Historic Saudi Arabia elections open to Women for the first time. It’s mark of a new era and a walk to the right direction.
Historic voting has taken place in Saudi Arabia’s first elections open to female voters and candidates. More than 5,000 men and around 980 women are standing as candidates, with more than 130,000 women registered to vote compared to 1.35 million men. The historic vote has been seen as a tentative step towards easing restrictions that are among the world’s tightest on women.
Men and women vote separately in the kingdom, where the sexes are strictly segregated. Mozah Alotalbi, who lives in the eastern city of al Khobar, described going along to vote with her mother and three sisters as a “unique” feeling.
She said: “It feels really great to be part of this for the first time as a woman in Saudi.”
The Islamist monarchy, where woman are banned from driving and must cover themselves from head to toe in public, was the last country in the world where only men were allowed to vote. More than 900 women are running for seats on municipal councils, Saudi Arabia’s only elected public chambers. They are up against almost 6,000 men competing for places on 284 councils whose powers are restricted to local matters, including responsibility for streets, public gardens and rubbish collection.
The first historic municipal polls will open at 8am on Saturday and close at 5pm, local time (5am-2pm GMT) and counting will begin on Sunday. Gender segregation at public facilities meant that female candidates were unable to directly meet the majority of voters men during their campaigns. Women also said voter registration was hindered by bureaucratic obstacles, a lack of awareness of the process and its significance, and the fact that women could not drive to sign up.
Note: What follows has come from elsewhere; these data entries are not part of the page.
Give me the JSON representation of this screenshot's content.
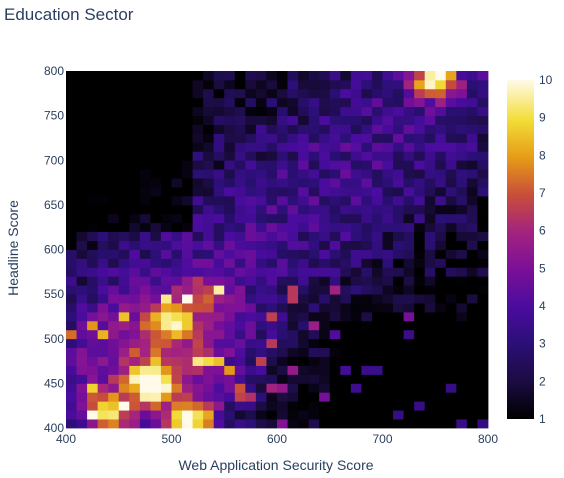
{
  "chart_data": {
    "type": "heatmap",
    "title": "Education Sector",
    "xlabel": "Web Application Security Score",
    "ylabel": "Headline Score",
    "xlim": [
      400,
      800
    ],
    "ylim": [
      400,
      800
    ],
    "x_ticks": [
      400,
      500,
      600,
      700,
      800
    ],
    "y_ticks": [
      400,
      450,
      500,
      550,
      600,
      650,
      700,
      750,
      800
    ],
    "colorscale_range": [
      1,
      10
    ],
    "colorbar_ticks": [
      1,
      2,
      3,
      4,
      5,
      6,
      7,
      8,
      9,
      10
    ],
    "colorscale": [
      "#0d0887",
      "#46039f",
      "#7201a8",
      "#9c179e",
      "#bd3786",
      "#d8576b",
      "#ed7953",
      "#fb9f3a",
      "#fdca26",
      "#f0f921"
    ],
    "colorscale_note": "Plasma-like scale ending at black (1) through purple to yellow/white (10)",
    "bin_size": 10,
    "hotspots": [
      {
        "x": 750,
        "y": 790,
        "value": 10
      },
      {
        "x": 520,
        "y": 410,
        "value": 10
      },
      {
        "x": 480,
        "y": 450,
        "value": 9
      },
      {
        "x": 440,
        "y": 420,
        "value": 8
      },
      {
        "x": 500,
        "y": 520,
        "value": 7
      },
      {
        "x": 530,
        "y": 550,
        "value": 6
      }
    ]
  }
}
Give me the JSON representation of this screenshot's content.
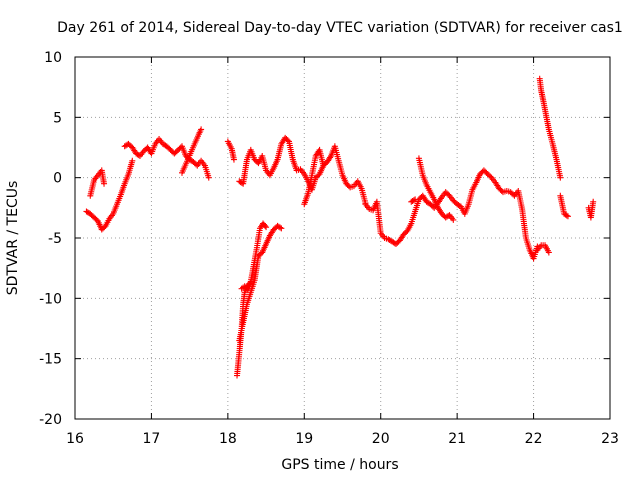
{
  "chart_data": {
    "type": "scatter",
    "title": "Day 261 of 2014, Sidereal Day-to-day VTEC variation (SDTVAR) for receiver cas1",
    "xlabel": "GPS time / hours",
    "ylabel": "SDTVAR / TECUs",
    "xlim": [
      16,
      23
    ],
    "ylim": [
      -20,
      10
    ],
    "xticks": [
      "16",
      "17",
      "18",
      "19",
      "20",
      "21",
      "22",
      "23"
    ],
    "yticks": [
      "-20",
      "-15",
      "-10",
      "-5",
      "0",
      "5",
      "10"
    ],
    "grid": true,
    "marker": "plus",
    "color": "#ff0000",
    "series": [
      {
        "name": "seg1",
        "x": [
          16.15,
          16.2,
          16.25,
          16.3,
          16.35,
          16.4,
          16.45,
          16.5,
          16.55,
          16.6,
          16.65,
          16.7,
          16.75
        ],
        "y": [
          -2.8,
          -3.0,
          -3.3,
          -3.6,
          -4.3,
          -4.0,
          -3.4,
          -3.0,
          -2.2,
          -1.4,
          -0.5,
          0.3,
          1.4
        ]
      },
      {
        "name": "seg2",
        "x": [
          16.2,
          16.25,
          16.3,
          16.35,
          16.38
        ],
        "y": [
          -1.5,
          -0.2,
          0.2,
          0.6,
          -0.5
        ]
      },
      {
        "name": "seg3",
        "x": [
          16.65,
          16.7,
          16.75,
          16.8,
          16.85,
          16.9,
          16.95,
          17.0,
          17.05,
          17.1,
          17.15,
          17.2,
          17.25,
          17.3,
          17.35,
          17.4,
          17.45,
          17.5,
          17.55,
          17.6,
          17.65,
          17.7,
          17.75
        ],
        "y": [
          2.6,
          2.8,
          2.5,
          2.0,
          1.8,
          2.2,
          2.5,
          2.0,
          2.8,
          3.2,
          2.8,
          2.6,
          2.3,
          2.0,
          2.3,
          2.6,
          1.8,
          1.5,
          1.3,
          1.0,
          1.4,
          1.0,
          0.0
        ]
      },
      {
        "name": "seg4",
        "x": [
          17.4,
          17.62,
          17.65
        ],
        "y": [
          0.4,
          3.6,
          4.0
        ]
      },
      {
        "name": "seg5",
        "x": [
          18.0,
          18.05,
          18.08
        ],
        "y": [
          3.0,
          2.4,
          1.5
        ]
      },
      {
        "name": "seg6",
        "x": [
          18.12,
          18.15,
          18.18,
          18.2,
          18.22,
          18.25,
          18.28
        ],
        "y": [
          -16.4,
          -14.5,
          -12.5,
          -10.5,
          -9.5,
          -9.0,
          -8.8
        ]
      },
      {
        "name": "seg7",
        "x": [
          18.15,
          18.2,
          18.25,
          18.3,
          18.35,
          18.4,
          18.45,
          18.5,
          18.55,
          18.6,
          18.65,
          18.7
        ],
        "y": [
          -13.5,
          -12.0,
          -10.5,
          -9.5,
          -8.5,
          -6.5,
          -6.2,
          -5.5,
          -4.8,
          -4.3,
          -4.0,
          -4.2
        ]
      },
      {
        "name": "seg8",
        "x": [
          18.18,
          18.22,
          18.26,
          18.3,
          18.34,
          18.38,
          18.42,
          18.46,
          18.5
        ],
        "y": [
          -9.2,
          -9.0,
          -9.3,
          -8.6,
          -7.2,
          -5.8,
          -4.2,
          -3.8,
          -4.1
        ]
      },
      {
        "name": "seg9",
        "x": [
          18.15,
          18.2,
          18.25,
          18.3,
          18.35,
          18.4,
          18.45,
          18.5,
          18.55,
          18.6,
          18.65,
          18.7,
          18.75,
          18.8,
          18.85,
          18.9,
          18.95,
          19.0,
          19.05,
          19.1,
          19.15,
          19.2,
          19.25,
          19.3,
          19.35,
          19.4,
          19.45,
          19.5,
          19.55,
          19.6,
          19.65,
          19.7,
          19.75,
          19.8
        ],
        "y": [
          -0.3,
          -0.5,
          1.5,
          2.3,
          1.5,
          1.2,
          1.8,
          0.6,
          0.2,
          0.8,
          1.5,
          2.8,
          3.3,
          3.0,
          1.5,
          0.6,
          0.7,
          0.3,
          -0.3,
          -1.0,
          0.0,
          0.3,
          1.0,
          1.3,
          1.8,
          2.6,
          1.4,
          0.2,
          -0.5,
          -0.8,
          -0.7,
          -0.3,
          -0.9,
          -2.1
        ]
      },
      {
        "name": "seg10",
        "x": [
          19.0,
          19.05,
          19.1,
          19.15,
          19.2,
          19.25
        ],
        "y": [
          -2.2,
          -1.3,
          0.2,
          1.8,
          2.3,
          1.0
        ]
      },
      {
        "name": "seg11",
        "x": [
          19.8,
          19.85,
          19.9,
          19.95,
          20.0,
          20.05,
          20.1,
          20.15,
          20.2,
          20.25,
          20.3,
          20.35,
          20.4,
          20.45,
          20.5,
          20.55,
          20.6,
          20.65,
          20.7,
          20.75,
          20.8,
          20.85,
          20.9,
          20.95,
          21.0,
          21.05,
          21.1,
          21.15,
          21.2,
          21.25,
          21.3,
          21.35,
          21.4,
          21.45,
          21.5,
          21.55,
          21.6,
          21.65,
          21.7,
          21.75,
          21.8,
          21.85,
          21.9,
          21.95,
          22.0,
          22.05
        ],
        "y": [
          -2.2,
          -2.6,
          -2.7,
          -2.0,
          -4.6,
          -5.0,
          -5.1,
          -5.3,
          -5.5,
          -5.2,
          -4.7,
          -4.4,
          -3.8,
          -2.8,
          -1.8,
          -1.5,
          -2.0,
          -2.2,
          -2.5,
          -2.1,
          -1.6,
          -1.2,
          -1.5,
          -1.9,
          -2.2,
          -2.4,
          -3.0,
          -2.2,
          -1.0,
          -0.4,
          0.3,
          0.6,
          0.3,
          0.0,
          -0.4,
          -0.9,
          -1.2,
          -1.1,
          -1.2,
          -1.5,
          -1.1,
          -2.6,
          -5.0,
          -6.0,
          -6.7,
          -5.7
        ]
      },
      {
        "name": "seg12",
        "x": [
          20.5,
          20.55,
          20.6,
          20.65,
          20.7,
          20.75,
          20.8,
          20.85,
          20.9,
          20.95
        ],
        "y": [
          1.6,
          0.2,
          -0.6,
          -1.2,
          -1.8,
          -2.5,
          -3.0,
          -3.3,
          -3.1,
          -3.5
        ]
      },
      {
        "name": "seg13",
        "x": [
          20.4,
          20.45
        ],
        "y": [
          -2.0,
          -1.8
        ]
      },
      {
        "name": "seg14",
        "x": [
          22.08,
          22.1,
          22.13,
          22.16,
          22.2,
          22.25,
          22.3,
          22.35
        ],
        "y": [
          8.2,
          7.2,
          6.3,
          5.3,
          4.0,
          2.8,
          1.5,
          0.0
        ]
      },
      {
        "name": "seg15",
        "x": [
          22.35,
          22.4,
          22.45
        ],
        "y": [
          -1.5,
          -3.0,
          -3.2
        ]
      },
      {
        "name": "seg16",
        "x": [
          22.05,
          22.1,
          22.15,
          22.2
        ],
        "y": [
          -6.0,
          -5.6,
          -5.6,
          -6.2
        ]
      },
      {
        "name": "seg17",
        "x": [
          22.72,
          22.75,
          22.78
        ],
        "y": [
          -2.5,
          -3.3,
          -2.0
        ]
      }
    ]
  }
}
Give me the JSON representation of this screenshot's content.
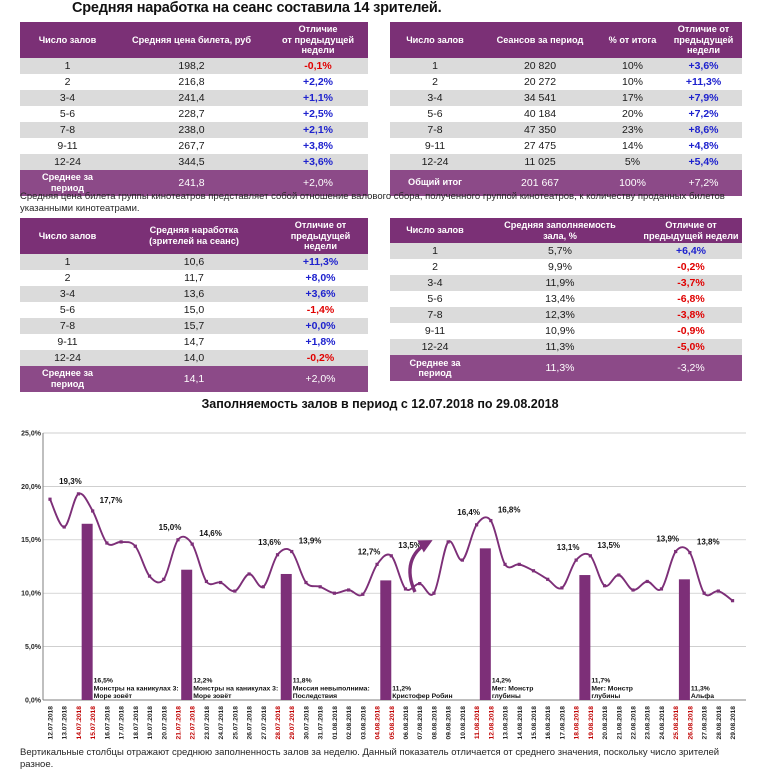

This means that fewer than one in 10 voters are women and few, if any, female candidates are expected to win.
However, one-third of the seats are appointed by the municipal affairs ministry, which means female candidates could still be assigned some seats. The oil-rich country boasts modern infrastructure, but women still face many restrictions and must get permission from male family members to travel, work or get married.
Saudi Arabia, which is ruled by the al-Saud family of King Salman, has no elected legislature and has faced intense scrutiny from the West over its human rights record. A slow expansion of women’s rights began four years ago under Salman’s predecessor Abdullah, who announced that women would join the elections this year. The kingdom’s first municipal ballot in 2005 was for men only.